The advantages of a 15-year loan over a 30-year include the obvious shorter term, usually a slightly lower interest rate and that equity builds faster. The disadvantages are higher payments that are required regardless of temporary personal economic conditions.
If a borrower is experiencing unexpected expenses that make it difficult to make the higher payments on the 15-year loan, there is no option to make a lower 30-year payments until the situation improves.
The borrower could have originated a 30-year loan but make payments like it were a 15-year loan. The additional amount would be applied to the principal which would still save interest, build equity faster and shorten the term of the mortgage. The big difference in this scenario is that the higher payment is optional.

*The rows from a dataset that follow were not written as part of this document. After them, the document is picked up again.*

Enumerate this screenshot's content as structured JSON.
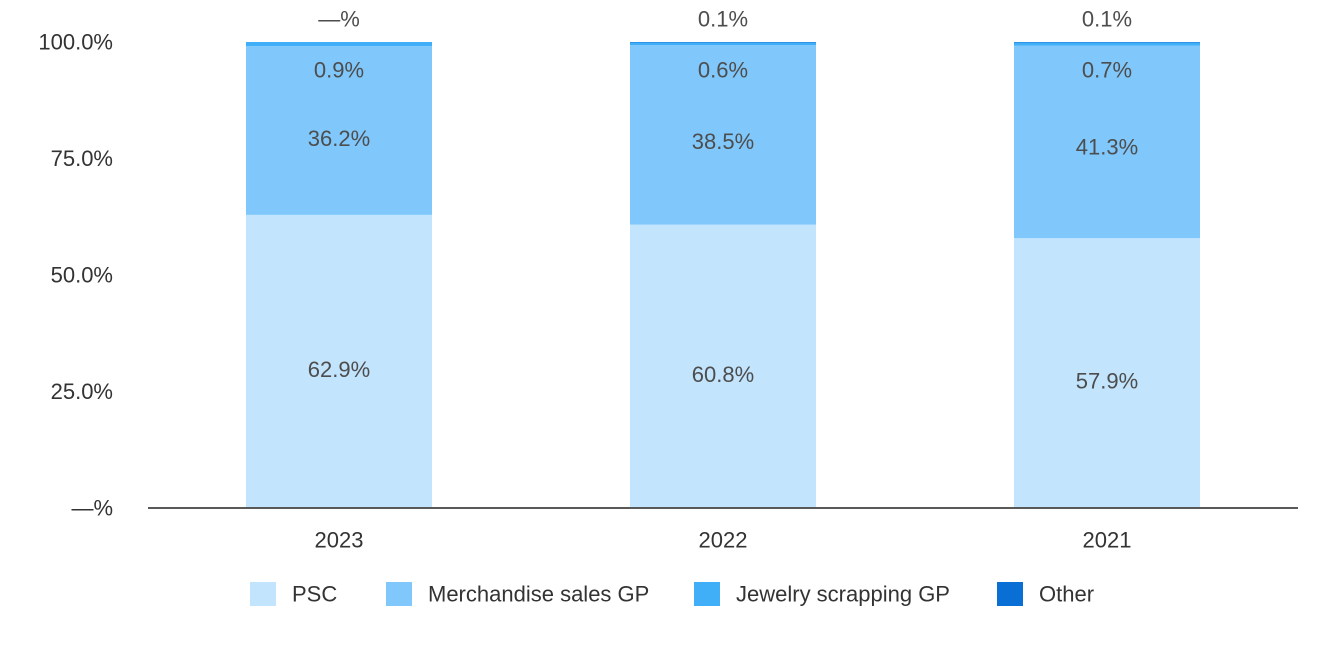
{
  "chart_data": {
    "type": "bar",
    "stacked": true,
    "categories": [
      "2023",
      "2022",
      "2021"
    ],
    "series": [
      {
        "name": "PSC",
        "color": "#c2e4fd",
        "values": [
          62.9,
          60.8,
          57.9
        ],
        "labels": [
          "62.9%",
          "60.8%",
          "57.9%"
        ]
      },
      {
        "name": "Merchandise sales GP",
        "color": "#80c8fc",
        "values": [
          36.2,
          38.5,
          41.3
        ],
        "labels": [
          "36.2%",
          "38.5%",
          "41.3%"
        ]
      },
      {
        "name": "Jewelry scrapping GP",
        "color": "#41aef8",
        "values": [
          0.9,
          0.6,
          0.7
        ],
        "labels": [
          "0.9%",
          "0.6%",
          "0.7%"
        ]
      },
      {
        "name": "Other",
        "color": "#0a6fd4",
        "values": [
          0.0,
          0.1,
          0.1
        ],
        "labels": [
          "—%",
          "0.1%",
          "0.1%"
        ]
      }
    ],
    "yticks": [
      "—%",
      "25.0%",
      "50.0%",
      "75.0%",
      "100.0%"
    ],
    "ytick_values": [
      0,
      25,
      50,
      75,
      100
    ],
    "ylim": [
      0,
      100
    ],
    "grid": false,
    "legend_position": "bottom",
    "axis_color": "#595959"
  }
}
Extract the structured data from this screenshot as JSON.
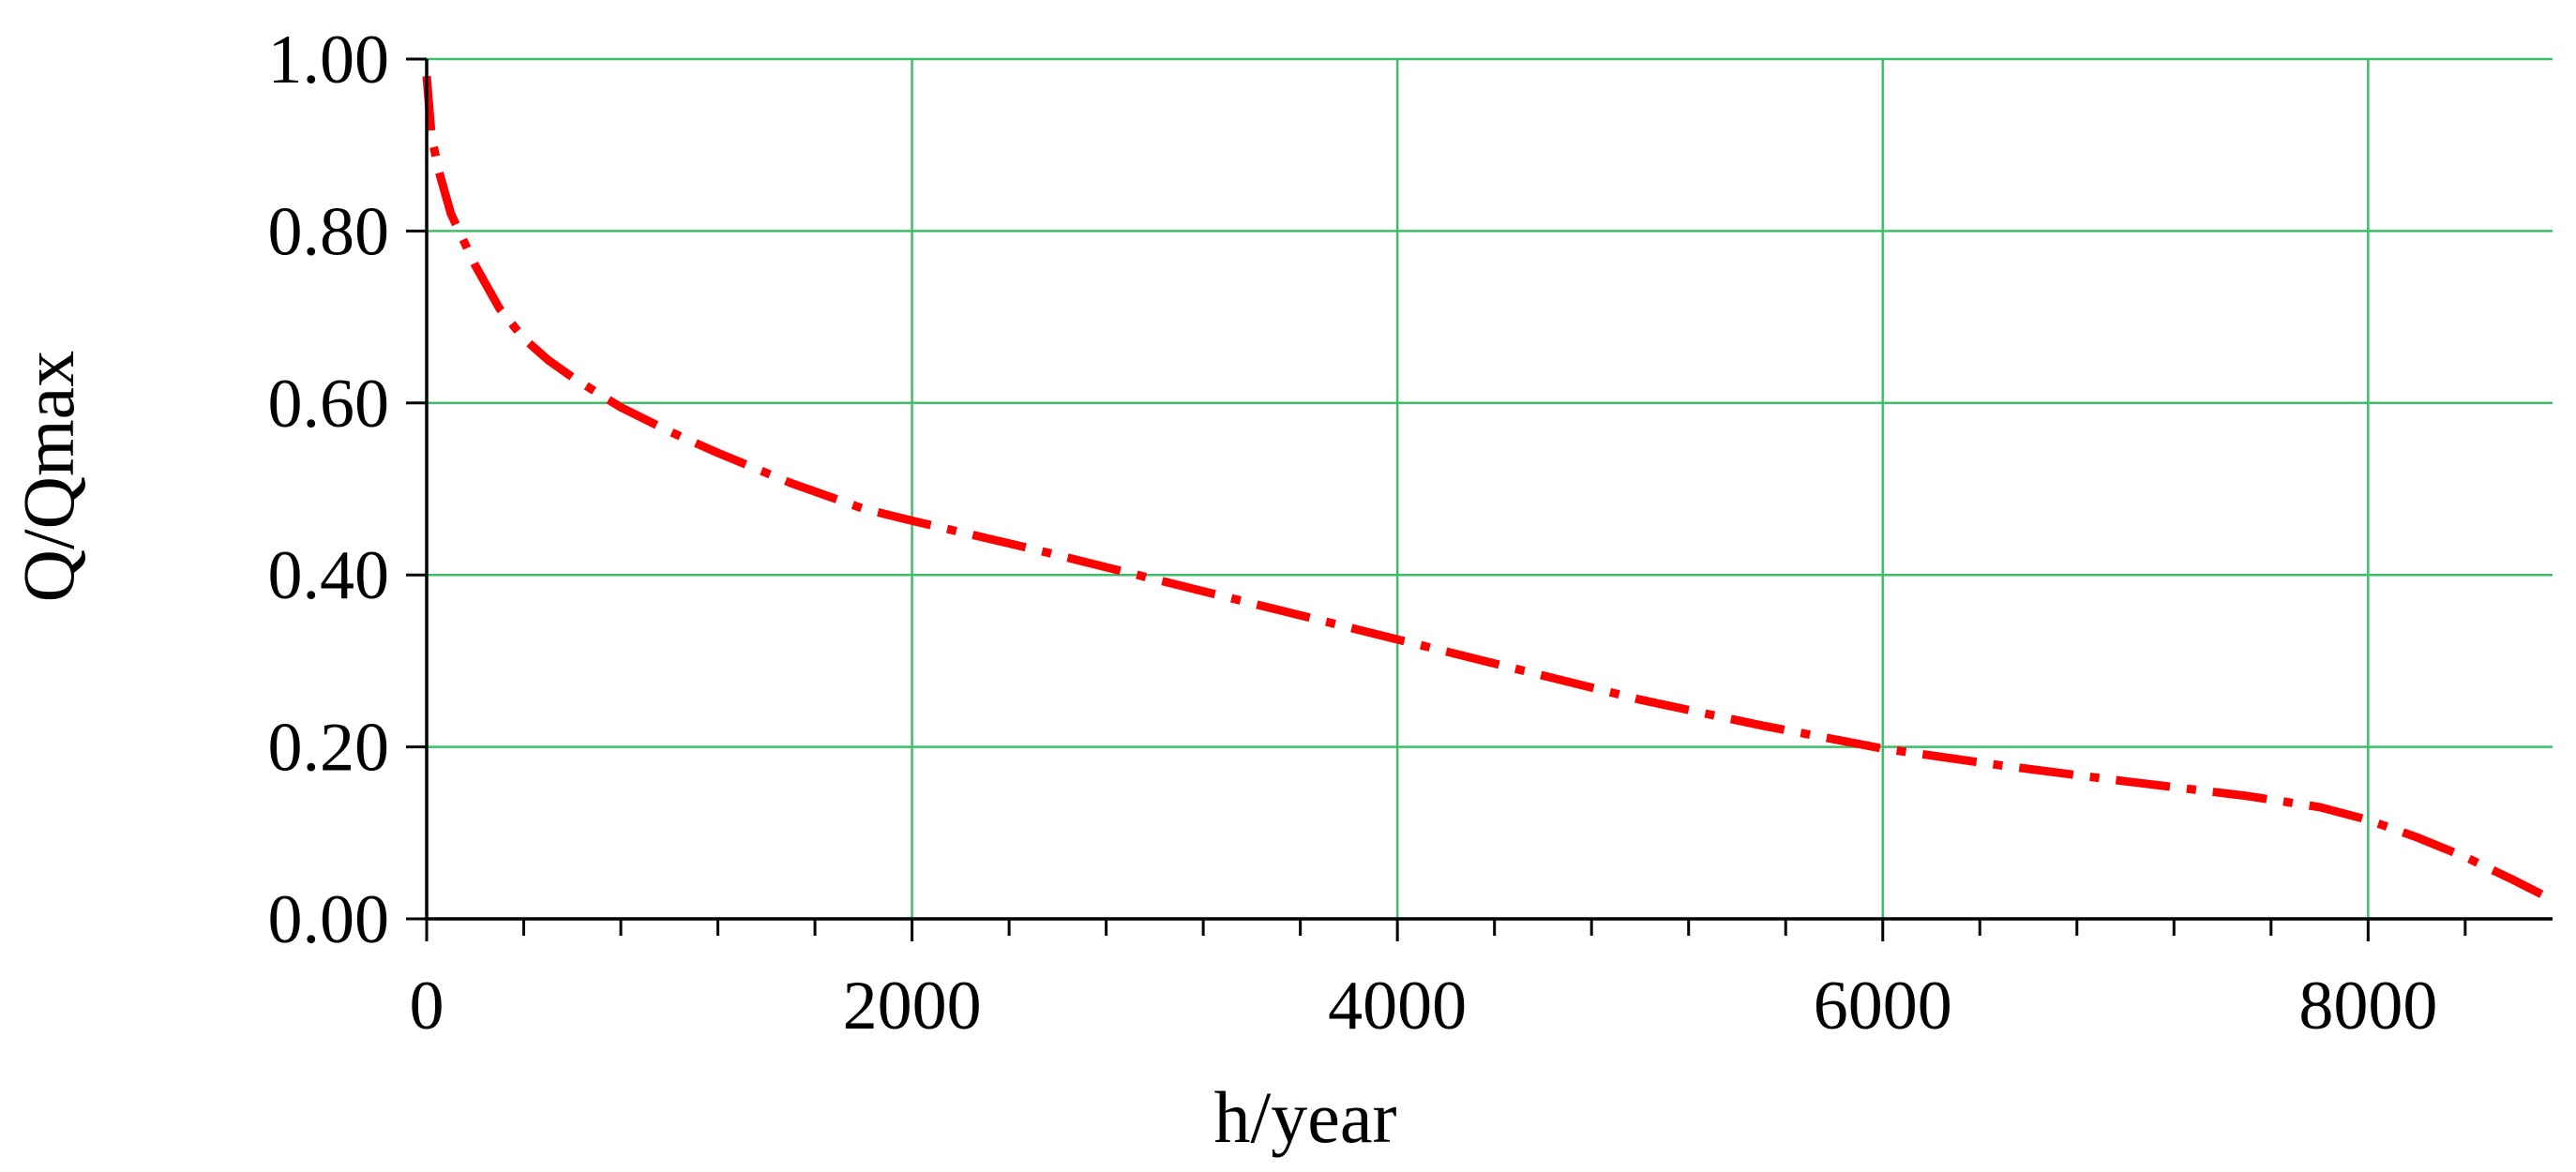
{
  "colors": {
    "grid": "#3cbf6a",
    "series": "#ff0000",
    "axis": "#000000",
    "background": "#ffffff"
  },
  "chart_data": {
    "type": "line",
    "title": "",
    "xlabel": "h/year",
    "ylabel": "Q/Qmax",
    "xlim": [
      0,
      8760
    ],
    "ylim": [
      0,
      1.0
    ],
    "x_ticks": [
      0,
      2000,
      4000,
      6000,
      8000
    ],
    "x_tick_labels": [
      "0",
      "2000",
      "4000",
      "6000",
      "8000"
    ],
    "x_minor_step": 400,
    "y_ticks": [
      0,
      0.2,
      0.4,
      0.6,
      0.8,
      1.0
    ],
    "y_tick_labels": [
      "0.00",
      "0.20",
      "0.40",
      "0.60",
      "0.80",
      "1.00"
    ],
    "grid": true,
    "legend": "none",
    "series": [
      {
        "line_style": "dash-dot",
        "color": "#ff0000",
        "x": [
          0,
          20,
          50,
          100,
          200,
          300,
          400,
          500,
          600,
          800,
          1000,
          1200,
          1500,
          1800,
          2000,
          2500,
          3000,
          3500,
          4000,
          4500,
          5000,
          5500,
          6000,
          6500,
          7000,
          7500,
          7800,
          8000,
          8200,
          8400,
          8600,
          8760
        ],
        "y": [
          0.98,
          0.91,
          0.87,
          0.82,
          0.76,
          0.71,
          0.675,
          0.65,
          0.63,
          0.595,
          0.567,
          0.542,
          0.507,
          0.477,
          0.463,
          0.43,
          0.395,
          0.36,
          0.325,
          0.29,
          0.255,
          0.225,
          0.198,
          0.178,
          0.16,
          0.143,
          0.13,
          0.115,
          0.095,
          0.072,
          0.045,
          0.022
        ]
      }
    ]
  }
}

If the situation arises, the borrower is only obligated to make the 30-year payment. When the situation improves, the borrower can resume the higher payments to retire the loan early.
A $300,000 mortgage at 3.6% for 30 years has a P&I payment of $1,363.94. If it were amortized for 15 years, the payment would be $2,159.41 or $795.47 more.
Let’s assume you made the higher payment for three years and then, made the lower payment for six months due to some financial situation. After that you resumed the higher payment each month. At the end of ten years, the unpaid balance would be $124, 485.48.
The 15-year loan would have an unpaid balance of $118,411.03. When you factor in the six months of lower payments that were made, there is only a $1,301.63 difference.
Using the option of the 30-year loan and paying it like a 15-year can provide options that may be very beneficial should unexpected financial conditions occur. Since unexpected expenses are more common than unusual, getting the 30-year is almost planning for the inevitable while trying to meet your goal of paying the loan in a shorter period.